When you type "tech journalist" into a traditional search box, you get exactly that — journalists whose profile contains the words "tech journalist". But what about the writer at Wired who covers AI policy? The Bloomberg reporter who specialises in semiconductor supply chains? The Guardian correspondent who broke the last three major cybersecurity stories? None of them described themselves as a "tech journalist". Yet they're exactly who you need.
This is the fundamental problem with keyword search — and it's the reason we built our journalist discovery engine around semantic search instead.
What Keyword Search Actually Does
Traditional search is a matching exercise. It looks for your exact words — or close variations of them — inside a database. The underlying logic hasn't changed much since the 1970s: terms in your query are compared against terms in documents, and results are ranked by how often and where those terms appear.
For finding products on an e-commerce site, this works reasonably well. For finding the right journalist to cover your story, it falls apart fast.
Journalists rarely describe themselves the way PR professionals search for them. A reporter who covers climate tech might describe their beat as "clean energy transition" or "net zero policy" or "carbon markets". If you search for "sustainability journalist" you might miss all three. And the inverse problem is just as painful — a search for "finance writer" will surface thousands of results who technically match the words but would never touch your fintech story.

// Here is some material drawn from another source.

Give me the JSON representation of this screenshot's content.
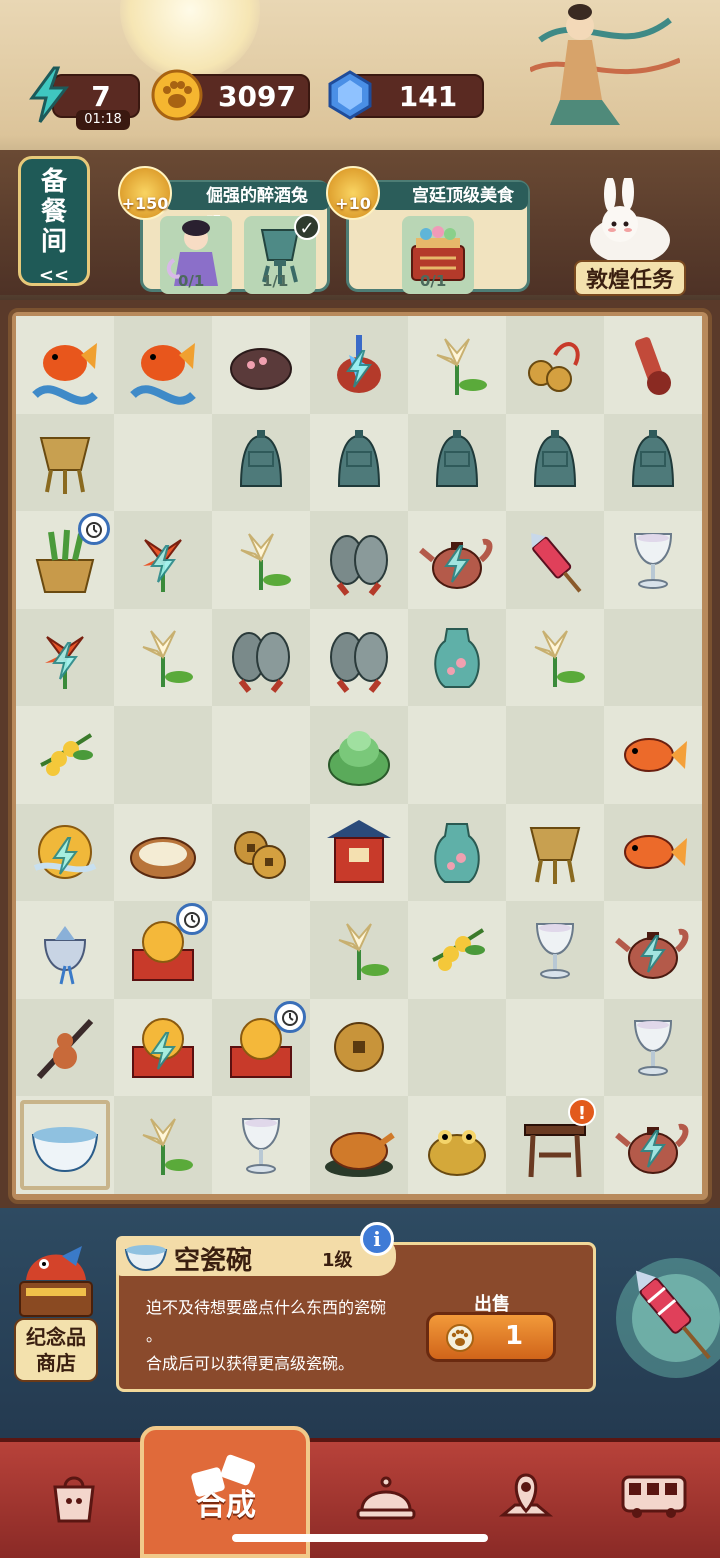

The Volume Problem Makes It Worse
There are hundreds of thousands of journalists across the UK and internationally. In a keyword-based system, narrowing that list means adding more filters — publication, location, job title, and so on. Each filter eliminates results mechanically, with no understanding of whether the people being removed were actually relevant.
You end up with a false precision: a short list that looks targeted but was actually produced by elimination rather than relevance. You've filtered out noise, yes — but you've also filtered out the people you actually needed to find.
What Semantic Search Does Differently
Semantic search doesn't match words. It matches meaning.
Under the hood, text — your query, a journalist's profile, their articles, their beat descriptions — is converted into a numerical representation called an embedding. This embedding encodes the conceptual meaning of the text, not just the words used to express it. When you search, the system finds content whose meaning is closest to the meaning of your query, regardless of whether the exact words overlap.
This is how a search for "fintech disruption" surfaces the banking correspondent who wrote about digital wallets, the payments reporter who's been covering open banking, and the startup journalist who profiled three neobanks last quarter — even if not one of them used the phrase "fintech disruption" in their profile.
The technology is grounded in the same advances that power modern large language models. It understands synonyms, related concepts, industry jargon, and contextual relationships in a way that pure keyword matching simply cannot.
How We Use It in Journalist Discovery
PressReacher's journalist discovery doesn't start with a list and a filter panel. It starts with your story.
You describe what you're pitching — in plain English, the way you'd explain it to a colleague. Our system extracts the underlying topics, beats, and themes from that description. It then runs a neural search across our database and across the wider web, finding journalists whose actual coverage — not just their job title — aligns with what you're working on.
The result is a relevance-ranked shortlist of journalists who have genuinely written about the things your story touches on. Not journalists who happened to use the right keywords in their bio. Journalists who have demonstrated, through their published work, that they cover this space.
We also surface recently discovered journalists — reporters who may not yet be widely known in PR circles but whose recent output makes them a strong match for your pitch. Semantic search is particularly good at this, because it finds people based on what they write, not how prominent they are.
The Difference in Practice
Imagine you're launching a mental health app aimed at young professionals. A keyword search for "mental health journalist" returns a broad, noisy list. You'll need to manually review dozens of profiles to work out who actually covers workplace wellbeing versus clinical psychiatry versus charity fundraising.
With semantic search, you describe your story: a digital tool helping young professionals manage work-related anxiety. The system understands that this intersects with workplace wellbeing, mental health in employment, the pressures of always-on culture, and digital health technology. It finds journalists who have written about those themes — from lifestyle angles, business angles, and health angles — and surfaces them ranked by relevance.
The shortlist is smaller, and it's right. You spend your time pitching, not filtering.
Why This Matters for PR
A mismatched pitch isn't just a wasted email. It's a reputational cost. Journalists talk, and repeatedly receiving irrelevant pitches is the fastest way to end up permanently ignored — or worse, publicly called out.
The precision that semantic search enables isn't just a workflow improvement. It's better for the journalists on the other end. When the pitches they receive are genuinely relevant to their beat, the whole ecosystem works better. Journalists engage more, responses improve, and coverage actually happens.
Keyword search was built for a world where databases were small and queries were simple. Journalist discovery — finding the right person in a profession with enormous diversity of specialism, across thousands of publications — is not a simple problem. It needs a search approach that actually understands what you're looking for.
That's what semantic search delivers. And it's what powers discovery on PressReacher.